The 80-year-old president, who is roughly five-eighths Irish, made the seemingly stereotype-laden attempts at humor***
“I’ve been to Ireland many times, but not to actually look up, to find my actual family members. And there are so many — and they actually weren’t in jail,” Biden said to scattered laughs as he recalled a six-day visit in which he met his relatives.
“There’s still a place called Finnegan’s pub… that’s related to my family,” the president went on.
“I’m the only Irishman you ever met though that’s never had a drink, so I’m OK. I’m really not Irish.” ***
At one point in his remarks Friday, Biden recounted meeting a corrupt Scranton political leader named “Paddy” as a child — noting humorously that the crooked pol always did what he said he would do.
Paddy was like “a late [Chicago] Mayor Daley, you know, brother-in-law on the payroll kind of thing,” Biden recalled — just a day after House Republicans released bank-record information on Biden family income from China to Hunter and James Biden, presidential daughter-in-lawn Hallie Biden and also an unnamed Biden. *** You’re wondering why I like Paddy?” Biden’s grandfather supposedly said.
“He said…. let me tell you something, ‘He’d looked at you say, ‘Ambrose. I’m going to cut your heart out.’ And you know he’d mean it,” the president recalled.
“Or, ‘Ambrose, I’m going to jump off the bridge for you.’ Whatever he said, he’d do — just remember, do what you say.

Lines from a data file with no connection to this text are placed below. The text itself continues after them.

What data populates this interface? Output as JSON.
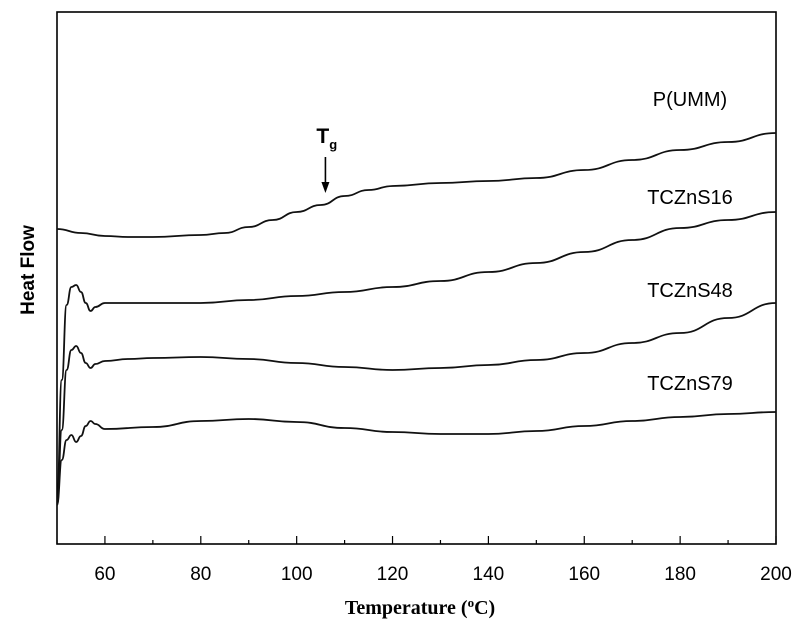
{
  "chart_data": {
    "type": "line",
    "title": "",
    "xlabel": "Temperature (",
    "xlabel_sup": "o",
    "xlabel_end": "C)",
    "ylabel": "Heat Flow",
    "xlim": [
      50,
      200
    ],
    "x_ticks": [
      60,
      80,
      100,
      120,
      140,
      160,
      180,
      200
    ],
    "x_tick_labels": [
      "60",
      "80",
      "100",
      "120",
      "140",
      "160",
      "180",
      "200"
    ],
    "grid": false,
    "series": [
      {
        "name": "P(UMM)",
        "points": [
          [
            50,
            229
          ],
          [
            55,
            233
          ],
          [
            60,
            236
          ],
          [
            65,
            237
          ],
          [
            70,
            237
          ],
          [
            80,
            235
          ],
          [
            85,
            233
          ],
          [
            90,
            227
          ],
          [
            95,
            220
          ],
          [
            100,
            212
          ],
          [
            105,
            205
          ],
          [
            110,
            196
          ],
          [
            115,
            190
          ],
          [
            120,
            186
          ],
          [
            130,
            183
          ],
          [
            140,
            181
          ],
          [
            150,
            178
          ],
          [
            160,
            170
          ],
          [
            170,
            160
          ],
          [
            180,
            150
          ],
          [
            190,
            142
          ],
          [
            200,
            133
          ]
        ]
      },
      {
        "name": "TCZnS16",
        "points": [
          [
            50,
            500
          ],
          [
            51,
            380
          ],
          [
            52,
            305
          ],
          [
            53,
            287
          ],
          [
            54,
            285
          ],
          [
            55,
            292
          ],
          [
            56,
            303
          ],
          [
            57,
            311
          ],
          [
            58,
            307
          ],
          [
            60,
            303
          ],
          [
            70,
            303
          ],
          [
            80,
            303
          ],
          [
            90,
            300
          ],
          [
            100,
            296
          ],
          [
            110,
            292
          ],
          [
            120,
            287
          ],
          [
            130,
            281
          ],
          [
            140,
            272
          ],
          [
            150,
            263
          ],
          [
            160,
            252
          ],
          [
            170,
            240
          ],
          [
            180,
            228
          ],
          [
            190,
            220
          ],
          [
            200,
            212
          ]
        ]
      },
      {
        "name": "TCZnS48",
        "points": [
          [
            50,
            505
          ],
          [
            51,
            430
          ],
          [
            52,
            370
          ],
          [
            53,
            350
          ],
          [
            54,
            346
          ],
          [
            55,
            353
          ],
          [
            56,
            363
          ],
          [
            57,
            368
          ],
          [
            58,
            364
          ],
          [
            60,
            361
          ],
          [
            65,
            359
          ],
          [
            70,
            358
          ],
          [
            80,
            357
          ],
          [
            90,
            359
          ],
          [
            100,
            363
          ],
          [
            110,
            367
          ],
          [
            120,
            370
          ],
          [
            130,
            368
          ],
          [
            140,
            365
          ],
          [
            150,
            360
          ],
          [
            160,
            353
          ],
          [
            170,
            343
          ],
          [
            180,
            333
          ],
          [
            190,
            318
          ],
          [
            200,
            303
          ]
        ]
      },
      {
        "name": "TCZnS79",
        "points": [
          [
            50,
            505
          ],
          [
            51,
            460
          ],
          [
            52,
            440
          ],
          [
            53,
            435
          ],
          [
            54,
            442
          ],
          [
            55,
            436
          ],
          [
            56,
            426
          ],
          [
            57,
            421
          ],
          [
            58,
            424
          ],
          [
            60,
            429
          ],
          [
            70,
            427
          ],
          [
            80,
            421
          ],
          [
            90,
            419
          ],
          [
            100,
            422
          ],
          [
            110,
            428
          ],
          [
            120,
            432
          ],
          [
            130,
            434
          ],
          [
            140,
            434
          ],
          [
            150,
            431
          ],
          [
            160,
            426
          ],
          [
            170,
            421
          ],
          [
            180,
            417
          ],
          [
            190,
            414
          ],
          [
            200,
            412
          ]
        ]
      }
    ],
    "annotations": [
      {
        "text": "T",
        "sub": "g",
        "at_x": 106
      }
    ]
  }
}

Do what you say.” ***
(Excerpt) Read more at msn.com ...
Not yet.
Child: Mommy, Grandpa Biden is saying crazy things again. Make him stop.
There must be a reason why he has no relatives in jail. Like his son for instance.
There must be a reason why he himself isn’t a registered child sex offender in jail.
Hmm. I wonder what these reasons are. They’ll come to me in a minute.
As one-liners go, that’s really not that bad... and it’s funny.
People are far too serious nowadays and can’t take a joke..
You can’t even get away with a good blond joke anymore...
He’s so funny. Would anyone, even he, say such a derogatory nasty generalization about any other nationality?
No. Just the Irish.
He’s too stupid to be Irish.
The Bee does it again.
Are his cheesy stories believed by anyone?
RE: cringe-worthy jokes
Why? He spouts off about poor children being practically equal to the smarter white children, Obama a miracle of a black man without a criminal record running for office and dozens more.
He just says what he believes when he feels like it, more and more unfiltered due to dementia.
If the Left is “cringing” then they should be on their knees apologizing to us and asking our forgiveness for their evil in putting him into office in a fraudulent election.
No, I don’t forgive them.
I can take a joke. I’m Irish. I’m sober and I don’t have relatives in jail. That’s not a funny statement.
No comment on the 3rd world ferals descending on Ireland. Ireland right now is undergoing a “migrant” invasion even though they’re an island.
Just remember folks, this is the best and brightest the
Democrats had to front for Obama turd term.
What do you call four blondes at a four way stop intersection??????
Impeach Biden.
If he drank, he’d kill that last brain cell.
We’ll see how long that’s true.
“Too bad that Corn Pop didn’t get the better of him.”
Amen to that. The world would be a far better place.